Earlier in the year, San Francisco raised its wage prohibition to $10.55 per hour, thereby legally preventing businesses from hiring workers who produce a marginal benefit of less than that amount without the business incurring losses. Not wanting to fall behind, a coalition of Seattle fast food workers, political bleeding hearts, and a nationalistic entrepreneur are coming together to punish more low-skilled, and uneducated workers by raising the minimum-productivity level from $9.19 to $15 per hour.
If the city council cedes to these demands, local businesses will be forced upon the threat of fine to employ workers who are at least 61% more productive than their currently least productive laborers. This will lead to massive layoffs and employment consolidation as cashiers, baggers, waiters, and other jobs are eliminated to fit under the prohibition. As a result, businesses will face crippling costs as lower employment decreases their productivity, thereby reducing profits, and probably even shoving some businesses into insolvency. Consumers could look forward to fewer restaurant and grocery choices and eventually higher prices.
The restaurants and stores at which these low-skill individuals are employed are also typically where they do most of their shopping. As the prohibition becomes stronger, they should be expecting higher prices in the long run, thereby increasing the demand for greater and greater prohibitions.
Members of “Good Jobs Seattle,” a “grassroots” fast food worker organization began striking earlier this year. Since then, the movement has initiated contact with the city government so that their possibly legitimate wage demands can be forced upon their employers involuntarily.
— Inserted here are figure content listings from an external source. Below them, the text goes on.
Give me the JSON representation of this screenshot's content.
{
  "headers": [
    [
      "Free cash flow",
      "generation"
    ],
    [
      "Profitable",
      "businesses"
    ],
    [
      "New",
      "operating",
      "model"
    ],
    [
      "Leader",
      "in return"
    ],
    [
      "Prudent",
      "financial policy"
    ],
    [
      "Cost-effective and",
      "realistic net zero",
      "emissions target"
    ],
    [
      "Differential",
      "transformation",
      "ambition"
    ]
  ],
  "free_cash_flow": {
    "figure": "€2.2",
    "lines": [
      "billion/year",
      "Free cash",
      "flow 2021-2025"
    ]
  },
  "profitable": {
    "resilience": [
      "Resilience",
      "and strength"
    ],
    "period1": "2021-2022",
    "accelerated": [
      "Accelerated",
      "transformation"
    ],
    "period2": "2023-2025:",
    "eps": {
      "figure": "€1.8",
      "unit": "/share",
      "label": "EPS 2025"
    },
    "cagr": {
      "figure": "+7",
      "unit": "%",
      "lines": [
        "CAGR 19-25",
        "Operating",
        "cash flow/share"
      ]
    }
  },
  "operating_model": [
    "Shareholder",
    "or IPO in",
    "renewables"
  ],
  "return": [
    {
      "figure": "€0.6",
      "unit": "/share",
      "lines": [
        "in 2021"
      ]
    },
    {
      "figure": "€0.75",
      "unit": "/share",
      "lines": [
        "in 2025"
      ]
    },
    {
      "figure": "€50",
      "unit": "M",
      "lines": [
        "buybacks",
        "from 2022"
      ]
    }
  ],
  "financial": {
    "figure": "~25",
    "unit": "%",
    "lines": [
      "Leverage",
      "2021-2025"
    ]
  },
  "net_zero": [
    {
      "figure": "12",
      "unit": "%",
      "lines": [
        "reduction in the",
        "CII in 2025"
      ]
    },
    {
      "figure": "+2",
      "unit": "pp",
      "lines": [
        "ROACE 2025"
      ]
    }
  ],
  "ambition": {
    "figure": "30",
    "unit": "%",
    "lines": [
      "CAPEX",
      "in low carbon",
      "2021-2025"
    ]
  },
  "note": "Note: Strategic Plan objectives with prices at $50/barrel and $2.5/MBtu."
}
Most of these workers are probably unaware that they are campaigning for the elimination of their own jobs, but for some, raising the productivity prohibition could produce tremendous windfalls as fellow employees are fired and a minority of employees pick up the remaining work.
As John Miller, the CEO of Denny’s (DENN) points out, the prohibition would not only punish low-skill workers, but it would also prevent them from gaining the skills necessary to earn more money. Low-skilled individuals typically work low wage jobs temporarily while they develop a resume and new abilities, so that they can move on to more advanced working positions, or even management. However, with the productivity prohibition in place, these workers will be stopped from improving their own human capital. The only existing alternatives for such individuals are charity, welfare, and crime. Fortunately for the soon to be unemployed, the latter two will be expected to increase in correspondence to the increase in the prohibition rate.
John Burbank, an economist for the Economic Opportunity Institute, agrees with the fast food workers: “Unemployment has dropped below 5 percent in the city of Seattle. It is a really good time to address these issues and raise wages across the board because that results in important local economic activity.” In other words, Burbank believes that voluntary labor contracts and wage trends should should fall under the purview of the state and should be subject to central planning.
Furthermore, Burbank charges that raising the costs of business, especially the marginal costs of production, will have a positive impact on the economy as a whole. Restaurants will be more productive when every hamburger and French fry costs more money to create.
Hopefully, the Seattle city government will reject this ban on low-skill workers and let independent individuals voluntarily make their own contracts. Otherwise the city government will further oppress their least well-off citizens, and by extension, make the entire city poorer and less free.